Bovendien zijn er te veel verschillende keurmerken voor duurzaamheid en dat leidt tot verwarring bij consumenten, stelt toezichthouder Autoriteit Consument & Markt (ACM). Eén landelijk keurmerk, dat in zowel winkels als de horeca te gebruiken is, kan dat oplossen.
De vraag moet omhoog
De vraag naar duurzame landbouwproducten moet omhoog om de overgang naar duurzamere landbouw succesvol te laten zijn, stelt de ACM in haar zogeheten
Agro-Nutri Monitor. Die overgang is onder meer nodig om de stikstofproblematiek te helpen oplossen. De toezichthouder vond een aantal drempels en kwam met adviezen om daar wat aan te doen.
Consumenten zijn bijvoorbeeld erg gevoelig voor de lagere prijs van niet-duurzame producten. Met een btw-verlaging voor duurzaam voedsel zou dat kunnen worden aangepakt. Ook zouden bij niet-duurzame producten de gevolgen van de productie voor het milieu in de prijs moeten worden verwerkt zodat die producten duurder worden.

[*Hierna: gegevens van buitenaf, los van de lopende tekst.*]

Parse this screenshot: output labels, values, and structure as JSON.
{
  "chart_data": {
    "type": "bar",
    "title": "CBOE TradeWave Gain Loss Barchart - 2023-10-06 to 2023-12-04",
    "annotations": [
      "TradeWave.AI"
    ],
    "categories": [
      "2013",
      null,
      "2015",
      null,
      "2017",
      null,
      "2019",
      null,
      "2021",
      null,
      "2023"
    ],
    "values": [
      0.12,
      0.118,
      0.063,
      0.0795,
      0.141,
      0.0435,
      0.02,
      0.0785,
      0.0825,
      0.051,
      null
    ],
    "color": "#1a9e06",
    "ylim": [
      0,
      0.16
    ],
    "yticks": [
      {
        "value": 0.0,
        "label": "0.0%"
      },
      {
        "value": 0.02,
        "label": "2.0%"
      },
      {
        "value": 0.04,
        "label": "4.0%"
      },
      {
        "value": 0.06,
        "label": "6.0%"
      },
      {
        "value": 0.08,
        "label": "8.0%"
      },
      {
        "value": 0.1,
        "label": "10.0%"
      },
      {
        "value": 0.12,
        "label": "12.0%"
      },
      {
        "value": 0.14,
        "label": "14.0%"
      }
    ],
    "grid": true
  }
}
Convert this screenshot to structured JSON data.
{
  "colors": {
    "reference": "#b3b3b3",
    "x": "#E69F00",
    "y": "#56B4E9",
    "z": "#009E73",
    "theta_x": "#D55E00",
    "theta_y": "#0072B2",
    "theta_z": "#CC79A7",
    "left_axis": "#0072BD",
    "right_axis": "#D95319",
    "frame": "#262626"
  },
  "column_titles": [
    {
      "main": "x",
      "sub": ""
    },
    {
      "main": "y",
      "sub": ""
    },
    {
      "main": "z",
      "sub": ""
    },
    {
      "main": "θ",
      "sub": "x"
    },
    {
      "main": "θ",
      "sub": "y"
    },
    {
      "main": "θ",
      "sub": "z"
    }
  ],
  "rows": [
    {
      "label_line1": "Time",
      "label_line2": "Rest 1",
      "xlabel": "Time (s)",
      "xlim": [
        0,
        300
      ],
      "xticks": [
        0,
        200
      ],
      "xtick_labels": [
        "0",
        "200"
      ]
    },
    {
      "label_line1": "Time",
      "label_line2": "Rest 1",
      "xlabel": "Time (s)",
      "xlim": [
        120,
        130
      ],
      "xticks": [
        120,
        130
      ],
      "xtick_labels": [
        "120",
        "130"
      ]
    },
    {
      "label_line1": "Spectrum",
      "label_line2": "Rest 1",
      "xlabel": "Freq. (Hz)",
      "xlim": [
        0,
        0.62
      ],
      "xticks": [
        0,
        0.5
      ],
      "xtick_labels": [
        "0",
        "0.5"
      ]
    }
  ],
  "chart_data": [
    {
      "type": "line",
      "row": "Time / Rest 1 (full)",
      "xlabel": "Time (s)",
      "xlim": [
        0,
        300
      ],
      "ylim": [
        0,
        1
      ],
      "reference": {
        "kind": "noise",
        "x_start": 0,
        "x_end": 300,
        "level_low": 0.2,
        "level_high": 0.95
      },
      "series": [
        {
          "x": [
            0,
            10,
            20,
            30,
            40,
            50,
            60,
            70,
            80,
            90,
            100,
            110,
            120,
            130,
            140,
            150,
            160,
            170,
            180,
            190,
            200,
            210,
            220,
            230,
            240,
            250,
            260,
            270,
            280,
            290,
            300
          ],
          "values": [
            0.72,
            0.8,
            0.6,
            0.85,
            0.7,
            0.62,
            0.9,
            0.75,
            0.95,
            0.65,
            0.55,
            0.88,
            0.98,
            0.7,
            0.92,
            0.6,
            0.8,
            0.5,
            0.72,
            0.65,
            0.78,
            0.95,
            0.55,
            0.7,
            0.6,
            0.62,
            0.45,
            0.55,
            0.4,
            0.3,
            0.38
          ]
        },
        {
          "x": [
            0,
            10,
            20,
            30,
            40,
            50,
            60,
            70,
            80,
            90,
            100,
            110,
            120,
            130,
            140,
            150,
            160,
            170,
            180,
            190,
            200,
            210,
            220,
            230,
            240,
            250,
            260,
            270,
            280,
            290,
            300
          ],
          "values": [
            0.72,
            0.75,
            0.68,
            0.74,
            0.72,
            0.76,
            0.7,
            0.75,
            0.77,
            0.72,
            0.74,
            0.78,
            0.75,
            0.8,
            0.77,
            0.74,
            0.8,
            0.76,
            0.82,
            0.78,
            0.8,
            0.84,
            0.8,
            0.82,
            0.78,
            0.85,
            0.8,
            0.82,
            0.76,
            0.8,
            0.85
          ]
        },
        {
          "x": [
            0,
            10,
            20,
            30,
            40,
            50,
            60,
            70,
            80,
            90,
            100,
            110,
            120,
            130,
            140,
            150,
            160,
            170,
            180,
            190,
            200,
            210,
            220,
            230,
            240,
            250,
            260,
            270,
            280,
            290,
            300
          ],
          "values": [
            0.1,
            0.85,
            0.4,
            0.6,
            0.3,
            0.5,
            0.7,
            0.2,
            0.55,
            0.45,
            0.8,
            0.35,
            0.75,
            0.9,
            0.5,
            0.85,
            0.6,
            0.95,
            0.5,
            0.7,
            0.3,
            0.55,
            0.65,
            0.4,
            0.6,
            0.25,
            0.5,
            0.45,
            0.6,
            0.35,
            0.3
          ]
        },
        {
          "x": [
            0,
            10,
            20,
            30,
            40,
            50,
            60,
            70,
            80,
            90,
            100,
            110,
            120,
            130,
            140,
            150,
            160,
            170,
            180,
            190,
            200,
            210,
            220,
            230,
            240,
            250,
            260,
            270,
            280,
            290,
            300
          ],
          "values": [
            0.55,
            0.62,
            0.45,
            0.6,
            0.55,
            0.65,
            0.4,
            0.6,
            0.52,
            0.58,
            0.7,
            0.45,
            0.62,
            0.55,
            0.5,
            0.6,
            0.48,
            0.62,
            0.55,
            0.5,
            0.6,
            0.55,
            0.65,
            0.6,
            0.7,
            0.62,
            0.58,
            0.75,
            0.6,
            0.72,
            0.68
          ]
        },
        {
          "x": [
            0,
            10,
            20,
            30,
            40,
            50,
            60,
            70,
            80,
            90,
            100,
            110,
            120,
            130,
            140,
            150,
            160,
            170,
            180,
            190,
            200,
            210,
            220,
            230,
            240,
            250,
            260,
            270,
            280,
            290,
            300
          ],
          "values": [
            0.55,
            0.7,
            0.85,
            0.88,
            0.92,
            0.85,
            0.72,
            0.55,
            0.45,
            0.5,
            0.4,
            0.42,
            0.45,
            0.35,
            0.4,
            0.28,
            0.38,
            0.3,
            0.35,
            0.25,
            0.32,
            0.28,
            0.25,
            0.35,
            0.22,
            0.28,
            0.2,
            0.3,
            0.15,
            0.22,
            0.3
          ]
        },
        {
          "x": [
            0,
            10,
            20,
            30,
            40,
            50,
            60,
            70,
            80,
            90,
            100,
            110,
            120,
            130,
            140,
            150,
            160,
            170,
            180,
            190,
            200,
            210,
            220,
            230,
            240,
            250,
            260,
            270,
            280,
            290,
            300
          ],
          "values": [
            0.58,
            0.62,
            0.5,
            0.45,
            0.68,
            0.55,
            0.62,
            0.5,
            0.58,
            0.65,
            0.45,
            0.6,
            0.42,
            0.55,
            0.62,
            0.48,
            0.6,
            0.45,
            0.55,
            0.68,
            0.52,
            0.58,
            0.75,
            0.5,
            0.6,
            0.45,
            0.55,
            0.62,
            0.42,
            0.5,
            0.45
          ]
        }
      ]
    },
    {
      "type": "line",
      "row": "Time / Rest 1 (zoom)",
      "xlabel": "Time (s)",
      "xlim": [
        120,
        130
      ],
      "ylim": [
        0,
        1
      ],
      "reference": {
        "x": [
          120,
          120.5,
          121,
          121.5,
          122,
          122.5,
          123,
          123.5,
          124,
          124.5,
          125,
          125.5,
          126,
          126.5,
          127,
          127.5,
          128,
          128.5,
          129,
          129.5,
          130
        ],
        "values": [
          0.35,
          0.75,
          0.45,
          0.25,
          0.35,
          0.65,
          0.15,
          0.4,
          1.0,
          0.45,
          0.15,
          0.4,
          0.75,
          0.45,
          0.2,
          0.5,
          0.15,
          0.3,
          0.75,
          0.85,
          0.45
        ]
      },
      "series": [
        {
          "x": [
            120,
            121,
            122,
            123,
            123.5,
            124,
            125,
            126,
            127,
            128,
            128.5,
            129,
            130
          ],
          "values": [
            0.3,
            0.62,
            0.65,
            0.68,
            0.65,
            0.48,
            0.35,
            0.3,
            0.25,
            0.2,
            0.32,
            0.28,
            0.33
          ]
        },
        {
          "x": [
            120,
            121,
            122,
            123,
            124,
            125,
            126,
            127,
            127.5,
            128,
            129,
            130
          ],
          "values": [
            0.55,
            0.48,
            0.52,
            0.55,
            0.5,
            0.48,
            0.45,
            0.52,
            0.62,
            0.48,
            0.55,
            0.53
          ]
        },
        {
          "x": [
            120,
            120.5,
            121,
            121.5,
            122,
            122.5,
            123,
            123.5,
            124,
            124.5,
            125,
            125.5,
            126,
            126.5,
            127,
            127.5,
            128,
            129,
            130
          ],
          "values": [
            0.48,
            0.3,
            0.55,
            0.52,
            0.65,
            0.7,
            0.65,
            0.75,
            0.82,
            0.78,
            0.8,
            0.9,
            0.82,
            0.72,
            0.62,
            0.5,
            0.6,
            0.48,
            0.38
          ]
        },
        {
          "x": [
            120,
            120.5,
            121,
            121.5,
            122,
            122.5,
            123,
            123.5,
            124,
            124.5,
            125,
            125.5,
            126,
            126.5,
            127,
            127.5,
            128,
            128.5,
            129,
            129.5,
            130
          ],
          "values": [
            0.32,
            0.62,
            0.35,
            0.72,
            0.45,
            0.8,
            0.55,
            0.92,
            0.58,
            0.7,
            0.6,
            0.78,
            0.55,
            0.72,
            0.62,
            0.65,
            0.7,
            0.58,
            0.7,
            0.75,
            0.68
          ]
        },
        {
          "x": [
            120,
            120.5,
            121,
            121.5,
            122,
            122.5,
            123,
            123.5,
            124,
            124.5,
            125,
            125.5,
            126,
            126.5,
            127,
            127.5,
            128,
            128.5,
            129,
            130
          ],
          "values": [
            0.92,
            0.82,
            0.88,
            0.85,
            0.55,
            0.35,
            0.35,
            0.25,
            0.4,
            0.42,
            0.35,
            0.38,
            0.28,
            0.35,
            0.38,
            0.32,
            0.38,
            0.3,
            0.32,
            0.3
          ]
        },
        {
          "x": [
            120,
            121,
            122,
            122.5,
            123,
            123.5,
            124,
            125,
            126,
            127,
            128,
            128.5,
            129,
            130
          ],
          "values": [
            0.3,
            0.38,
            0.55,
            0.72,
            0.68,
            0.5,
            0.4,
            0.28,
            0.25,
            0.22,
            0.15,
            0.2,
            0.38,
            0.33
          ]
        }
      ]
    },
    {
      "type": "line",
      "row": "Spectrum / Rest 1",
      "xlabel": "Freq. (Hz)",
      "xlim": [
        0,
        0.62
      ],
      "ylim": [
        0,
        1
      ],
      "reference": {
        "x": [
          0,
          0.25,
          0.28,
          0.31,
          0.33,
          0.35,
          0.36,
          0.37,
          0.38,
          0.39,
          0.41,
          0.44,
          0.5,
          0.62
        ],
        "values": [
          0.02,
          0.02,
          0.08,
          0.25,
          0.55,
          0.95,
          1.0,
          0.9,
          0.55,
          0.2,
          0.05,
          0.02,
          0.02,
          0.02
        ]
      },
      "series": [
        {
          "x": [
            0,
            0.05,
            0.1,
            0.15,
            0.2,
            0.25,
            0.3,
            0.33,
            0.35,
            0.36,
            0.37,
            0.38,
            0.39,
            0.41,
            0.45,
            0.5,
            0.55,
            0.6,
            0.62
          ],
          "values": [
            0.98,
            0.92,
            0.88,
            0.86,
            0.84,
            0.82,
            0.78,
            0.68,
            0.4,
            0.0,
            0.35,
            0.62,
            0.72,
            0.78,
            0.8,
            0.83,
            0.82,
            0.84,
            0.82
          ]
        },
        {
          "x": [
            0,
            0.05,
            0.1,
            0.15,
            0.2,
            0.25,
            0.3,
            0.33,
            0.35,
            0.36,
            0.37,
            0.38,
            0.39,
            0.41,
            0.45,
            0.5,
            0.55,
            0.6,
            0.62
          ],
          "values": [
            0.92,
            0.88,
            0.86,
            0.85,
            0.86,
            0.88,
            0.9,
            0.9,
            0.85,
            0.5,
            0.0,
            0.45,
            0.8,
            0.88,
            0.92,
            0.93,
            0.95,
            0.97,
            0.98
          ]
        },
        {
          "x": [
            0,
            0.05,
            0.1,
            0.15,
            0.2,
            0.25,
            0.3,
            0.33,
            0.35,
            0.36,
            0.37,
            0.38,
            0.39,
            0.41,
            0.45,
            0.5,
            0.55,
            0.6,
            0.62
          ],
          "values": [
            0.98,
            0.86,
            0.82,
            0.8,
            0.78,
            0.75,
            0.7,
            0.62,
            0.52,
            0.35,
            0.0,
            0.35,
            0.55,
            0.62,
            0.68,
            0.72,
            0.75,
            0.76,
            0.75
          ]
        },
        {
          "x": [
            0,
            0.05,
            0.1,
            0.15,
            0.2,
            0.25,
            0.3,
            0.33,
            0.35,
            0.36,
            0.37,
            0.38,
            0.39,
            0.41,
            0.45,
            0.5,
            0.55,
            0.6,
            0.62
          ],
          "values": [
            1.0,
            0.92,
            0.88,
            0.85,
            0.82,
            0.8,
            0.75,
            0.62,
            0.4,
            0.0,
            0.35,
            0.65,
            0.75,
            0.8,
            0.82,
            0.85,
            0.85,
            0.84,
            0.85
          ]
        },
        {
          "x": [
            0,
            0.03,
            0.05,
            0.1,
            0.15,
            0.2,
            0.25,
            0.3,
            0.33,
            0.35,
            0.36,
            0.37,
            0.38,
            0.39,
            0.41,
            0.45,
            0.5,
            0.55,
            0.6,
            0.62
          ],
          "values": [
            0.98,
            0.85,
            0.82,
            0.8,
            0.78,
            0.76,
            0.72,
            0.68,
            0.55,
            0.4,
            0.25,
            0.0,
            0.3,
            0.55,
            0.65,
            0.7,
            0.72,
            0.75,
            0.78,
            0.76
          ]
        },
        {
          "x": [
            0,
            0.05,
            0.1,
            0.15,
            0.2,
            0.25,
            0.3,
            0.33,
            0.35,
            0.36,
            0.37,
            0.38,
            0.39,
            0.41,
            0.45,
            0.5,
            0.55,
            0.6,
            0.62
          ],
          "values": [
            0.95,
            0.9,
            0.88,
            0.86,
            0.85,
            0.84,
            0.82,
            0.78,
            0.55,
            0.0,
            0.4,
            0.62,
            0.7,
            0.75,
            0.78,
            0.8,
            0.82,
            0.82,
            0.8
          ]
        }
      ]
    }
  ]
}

Verder zou één duurzaamheidskenmerk consumenten moeten helpen om de juiste keuze te maken. Nu zijn er meerdere waardoor consumenten “door alle keurmerken soms door de bomen het bos niet meer zien”, stelt ACM-bestuursvoorzitter Martijn Snoep. Consumenten verliezen dan het vertrouwen in keurmerken, ook in de goede. Als consumenten wel de meerwaarde van het duurzamere product inzien, zijn ze bereid meer te betalen, denkt de ACM.

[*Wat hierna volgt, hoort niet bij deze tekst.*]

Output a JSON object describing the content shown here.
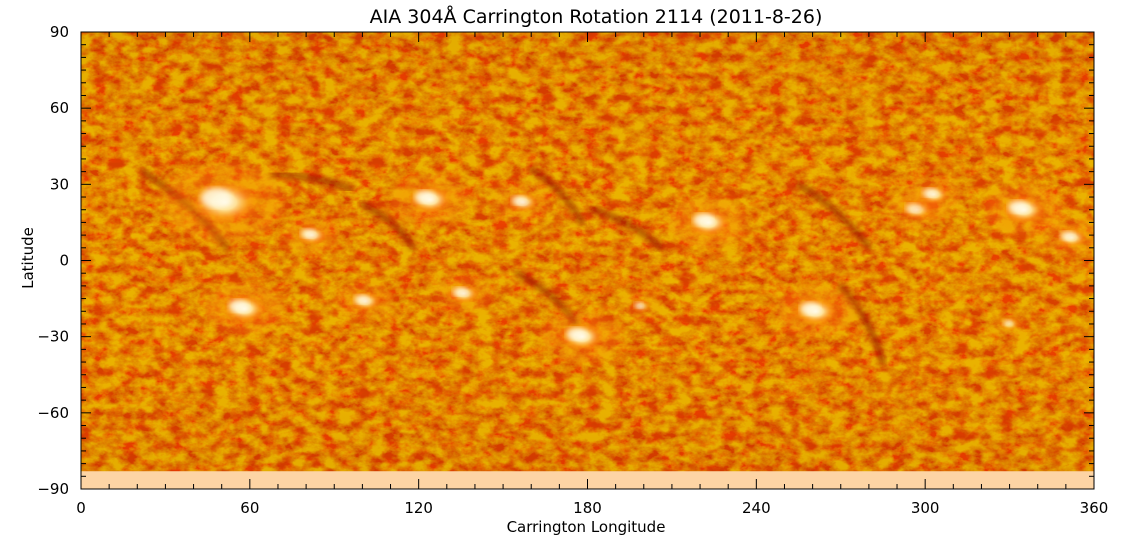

Overheid gesteund keurmerk
Een door de overheid gesteund keurmerk kan helpen. Als dat ook in het buitenland wordt erkend, kan zo’n duurmerk bovendien de exportmogelijkheden voor duurzamere producten positief beïnvloeden. Verder kan er meer gedaan worden om duurzaam voedsel te promoten. Dat kan door bijvoorbeeld supermarkten en horecazaken gebeuren, maar ook de overheid zelf zou duurzaam voedsel moeten inkopen voor restaurants en kantines.

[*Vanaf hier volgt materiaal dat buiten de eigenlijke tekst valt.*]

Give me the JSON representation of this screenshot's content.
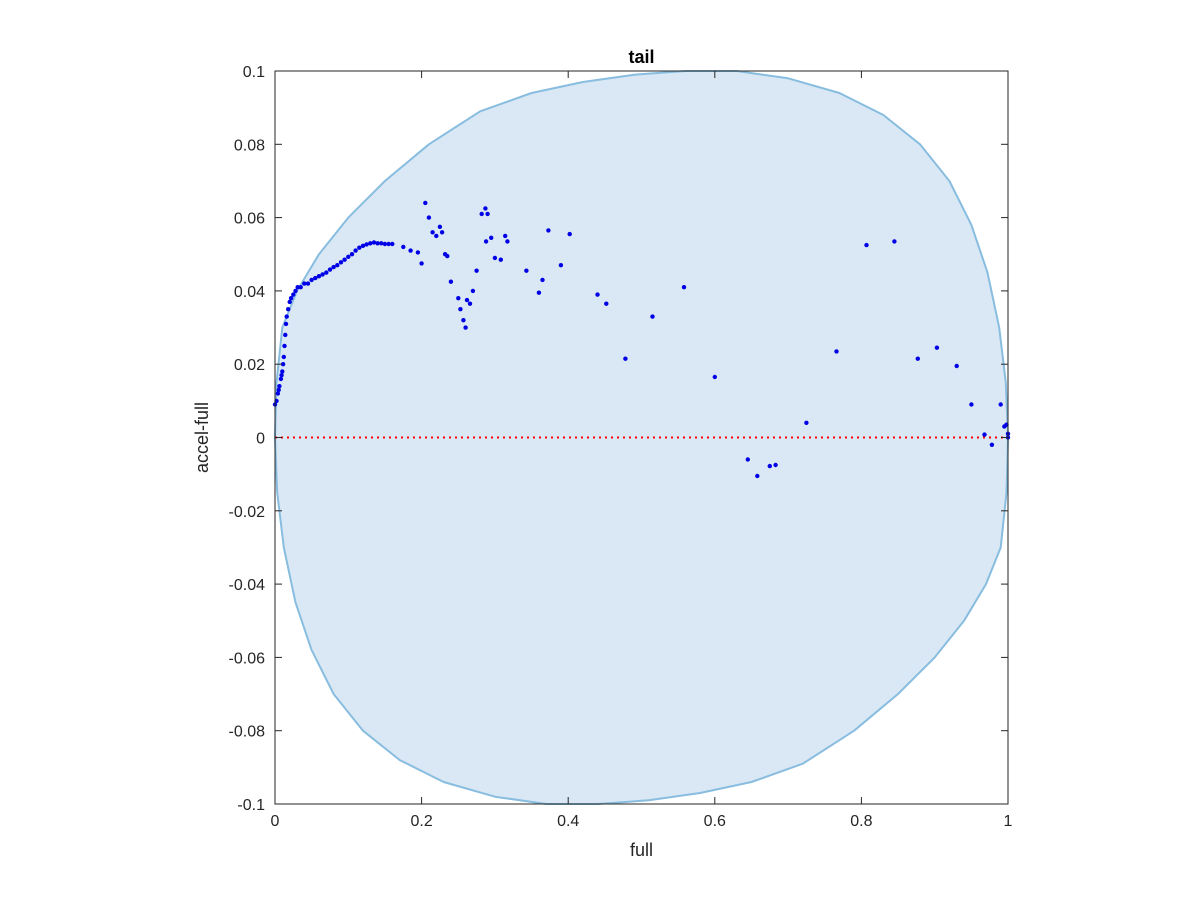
{
  "chart_data": {
    "type": "scatter",
    "title": "tail",
    "xlabel": "full",
    "ylabel": "accel-full",
    "xlim": [
      0,
      1
    ],
    "ylim": [
      -0.1,
      0.1
    ],
    "xticks": [
      0,
      0.2,
      0.4,
      0.6,
      0.8,
      1
    ],
    "xtick_labels": [
      "0",
      "0.2",
      "0.4",
      "0.6",
      "0.8",
      "1"
    ],
    "yticks": [
      0.1,
      0.08,
      0.06,
      0.04,
      0.02,
      0,
      -0.02,
      -0.04,
      -0.06,
      -0.08,
      -0.1
    ],
    "ytick_labels": [
      "0.1",
      "0.08",
      "0.06",
      "0.04",
      "0.02",
      "0",
      "-0.02",
      "-0.04",
      "-0.06",
      "-0.08",
      "-0.1"
    ],
    "grid": false,
    "reference_line": {
      "y": 0,
      "color": "#ff0000",
      "style": "dotted"
    },
    "region": {
      "shape": "ellipse",
      "fill": "#d9e8f4",
      "stroke": "#88bde0",
      "boundary": [
        [
          0,
          0
        ],
        [
          0.003,
          -0.015
        ],
        [
          0.012,
          -0.03
        ],
        [
          0.028,
          -0.045
        ],
        [
          0.05,
          -0.058
        ],
        [
          0.08,
          -0.07
        ],
        [
          0.12,
          -0.08
        ],
        [
          0.17,
          -0.088
        ],
        [
          0.23,
          -0.094
        ],
        [
          0.3,
          -0.098
        ],
        [
          0.37,
          -0.1
        ],
        [
          0.44,
          -0.1
        ],
        [
          0.51,
          -0.099
        ],
        [
          0.58,
          -0.097
        ],
        [
          0.65,
          -0.094
        ],
        [
          0.72,
          -0.089
        ],
        [
          0.79,
          -0.08
        ],
        [
          0.85,
          -0.07
        ],
        [
          0.9,
          -0.06
        ],
        [
          0.94,
          -0.05
        ],
        [
          0.97,
          -0.04
        ],
        [
          0.99,
          -0.03
        ],
        [
          0.998,
          -0.015
        ],
        [
          1,
          0
        ],
        [
          0.997,
          0.015
        ],
        [
          0.988,
          0.03
        ],
        [
          0.972,
          0.045
        ],
        [
          0.95,
          0.058
        ],
        [
          0.92,
          0.07
        ],
        [
          0.88,
          0.08
        ],
        [
          0.83,
          0.088
        ],
        [
          0.77,
          0.094
        ],
        [
          0.7,
          0.098
        ],
        [
          0.63,
          0.1
        ],
        [
          0.56,
          0.1
        ],
        [
          0.49,
          0.099
        ],
        [
          0.42,
          0.097
        ],
        [
          0.35,
          0.094
        ],
        [
          0.28,
          0.089
        ],
        [
          0.21,
          0.08
        ],
        [
          0.15,
          0.07
        ],
        [
          0.1,
          0.06
        ],
        [
          0.06,
          0.05
        ],
        [
          0.03,
          0.04
        ],
        [
          0.01,
          0.03
        ],
        [
          0.002,
          0.015
        ]
      ]
    },
    "series": [
      {
        "color": "#0000e6",
        "points": [
          [
            0.0,
            0.009
          ],
          [
            0.002,
            0.01
          ],
          [
            0.004,
            0.012
          ],
          [
            0.005,
            0.013
          ],
          [
            0.006,
            0.014
          ],
          [
            0.008,
            0.016
          ],
          [
            0.009,
            0.017
          ],
          [
            0.01,
            0.018
          ],
          [
            0.011,
            0.02
          ],
          [
            0.012,
            0.022
          ],
          [
            0.013,
            0.025
          ],
          [
            0.014,
            0.028
          ],
          [
            0.015,
            0.031
          ],
          [
            0.016,
            0.033
          ],
          [
            0.018,
            0.035
          ],
          [
            0.02,
            0.037
          ],
          [
            0.022,
            0.038
          ],
          [
            0.025,
            0.039
          ],
          [
            0.028,
            0.04
          ],
          [
            0.031,
            0.041
          ],
          [
            0.035,
            0.041
          ],
          [
            0.04,
            0.042
          ],
          [
            0.045,
            0.042
          ],
          [
            0.05,
            0.043
          ],
          [
            0.055,
            0.0435
          ],
          [
            0.06,
            0.044
          ],
          [
            0.065,
            0.0445
          ],
          [
            0.07,
            0.045
          ],
          [
            0.075,
            0.0458
          ],
          [
            0.08,
            0.0465
          ],
          [
            0.085,
            0.047
          ],
          [
            0.09,
            0.0478
          ],
          [
            0.095,
            0.0485
          ],
          [
            0.1,
            0.0493
          ],
          [
            0.105,
            0.05
          ],
          [
            0.11,
            0.051
          ],
          [
            0.115,
            0.0518
          ],
          [
            0.12,
            0.0523
          ],
          [
            0.125,
            0.0527
          ],
          [
            0.13,
            0.053
          ],
          [
            0.135,
            0.0532
          ],
          [
            0.14,
            0.053
          ],
          [
            0.145,
            0.053
          ],
          [
            0.15,
            0.0528
          ],
          [
            0.155,
            0.0528
          ],
          [
            0.16,
            0.0528
          ],
          [
            0.175,
            0.052
          ],
          [
            0.185,
            0.051
          ],
          [
            0.195,
            0.0505
          ],
          [
            0.2,
            0.0475
          ],
          [
            0.205,
            0.064
          ],
          [
            0.21,
            0.06
          ],
          [
            0.215,
            0.056
          ],
          [
            0.22,
            0.055
          ],
          [
            0.225,
            0.0575
          ],
          [
            0.228,
            0.056
          ],
          [
            0.232,
            0.05
          ],
          [
            0.235,
            0.0495
          ],
          [
            0.24,
            0.0425
          ],
          [
            0.25,
            0.038
          ],
          [
            0.253,
            0.035
          ],
          [
            0.257,
            0.032
          ],
          [
            0.26,
            0.03
          ],
          [
            0.262,
            0.0375
          ],
          [
            0.266,
            0.0365
          ],
          [
            0.27,
            0.04
          ],
          [
            0.275,
            0.0455
          ],
          [
            0.282,
            0.061
          ],
          [
            0.287,
            0.0625
          ],
          [
            0.29,
            0.061
          ],
          [
            0.288,
            0.0535
          ],
          [
            0.295,
            0.0545
          ],
          [
            0.3,
            0.049
          ],
          [
            0.308,
            0.0485
          ],
          [
            0.314,
            0.055
          ],
          [
            0.317,
            0.0535
          ],
          [
            0.343,
            0.0455
          ],
          [
            0.36,
            0.0395
          ],
          [
            0.365,
            0.043
          ],
          [
            0.373,
            0.0565
          ],
          [
            0.39,
            0.047
          ],
          [
            0.402,
            0.0555
          ],
          [
            0.44,
            0.039
          ],
          [
            0.452,
            0.0365
          ],
          [
            0.478,
            0.0215
          ],
          [
            0.515,
            0.033
          ],
          [
            0.558,
            0.041
          ],
          [
            0.6,
            0.0165
          ],
          [
            0.645,
            -0.006
          ],
          [
            0.658,
            -0.0105
          ],
          [
            0.675,
            -0.0078
          ],
          [
            0.683,
            -0.0075
          ],
          [
            0.725,
            0.004
          ],
          [
            0.766,
            0.0235
          ],
          [
            0.807,
            0.0525
          ],
          [
            0.845,
            0.0535
          ],
          [
            0.877,
            0.0215
          ],
          [
            0.903,
            0.0245
          ],
          [
            0.93,
            0.0195
          ],
          [
            0.95,
            0.009
          ],
          [
            0.968,
            0.0008
          ],
          [
            0.978,
            -0.002
          ],
          [
            0.99,
            0.009
          ],
          [
            0.995,
            0.003
          ],
          [
            0.998,
            0.0035
          ],
          [
            1.0,
            0.001
          ],
          [
            1.0,
            0.0
          ]
        ]
      }
    ]
  }
}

Tegelijkertijd geven voedselproducenten aan transparantie te missen in hoe prijzen tot stand komen en wat voor winsten andere partijen maken na het verwerken van hun producten. Ook vinden ze dat de risico’s te veel bij
boeren en tuinders terechtkomen en beter verdeeld zouden moeten worden in de hele keten. De ACM stelt voor meer onderzoek te doen hiernaar.